You saying it would be a casual evening sounds like you don't want to pay for them. If you've said people are welcome to join you then that could appear that you're offering to find the night.

Cheersmedears123 · 30/10/2024 17:28

I went to a wedding recently where everyone staying at the hotel or nearby were casually invited for food and drinks the night before if they fancied it. The bride and groom didn’t pay a penny as no-one would let them.

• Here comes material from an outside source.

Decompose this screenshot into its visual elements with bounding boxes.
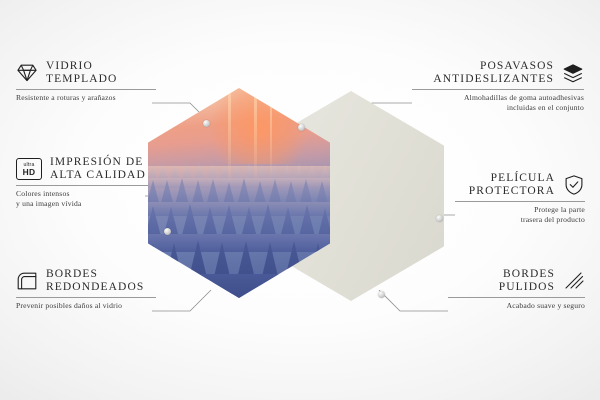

user2848502016 · 30/10/2024 17:46

We had similar, DH's family travelling quite far. We had a casual thing in a pub, booked an area and everyone ordered and bought their own food as they arrived. It worked well. Don't think anyone expected us to pay

bigredhen4 · 30/10/2024 18:12

Thanks all, it definitely wasn't put out there as an invite and I don't think anyone will read it as that. More "just letting you know we will be there". We hadn't budgeted for anything other than dinner and drinks for immediate family and bridal party, who we've asked to come. More than happy to put some money behind the bar to cover some drinks for everyone.

OP posts:
bigredhen4 · 30/10/2024 18:15

BirthdayRainbow · 30/10/2024 16:52

You saying it would be a casual evening sounds like you don't want to pay for them. If you've said people are welcome to join you then that could appear that you're offering to find the night.

Correct, although it would be lovely to be able to, I don't really want to pay as it's not something we foreseen or budgeted for unfortunately, and now that we're getting close to the day I'm wondering what people's thoughts are. I personally do not think they'll see it as an invite as others have said

OP posts:
bigredhen4 · 30/10/2024 18:16

Pinkpaperclip · 30/10/2024 16:49

SIL gets married in a couple of months and similarly has given an open invitation to family if they want to join the night before they can.

I wouldn’t expect to be fed or free drinks. It’s not a formal event.

If you wanted to do nibbles you could. I’m talking less than £100 from M&S or something. But no don’t feel like you need to pay hundreds on food.

Thank you that's a really good idea

OP posts:
Brombat · 30/10/2024 18:17

We had a meal in a restaurant and it was good as people had travelled and most people didn't know anyone else.

I think we organised a set price and people paid for themselves tho.

Bushmillsbabe · 30/10/2024 18:42

My parents paid for food for those staying at the hotel (about 40-50 people) in form of a hot 3 course buffet which I think the hotel charged about £10 a person for. It's something they wanted to do, as the hotel was a bit in the middle of nowhere, and some people had flown in from abroad so no transport available to go for dinner.
But I don't think there is any obligation to do so.

DeliciousApples · 30/10/2024 18:43

Just make sure the venue is clear who the bill is to be brought to and which dinners should be on it!

Tell people you'll be in whatever restaurant at x time if you'd care to join us. Although we can't quite stretch to paying for all the meals we would like to buy a round of drinks for everyone.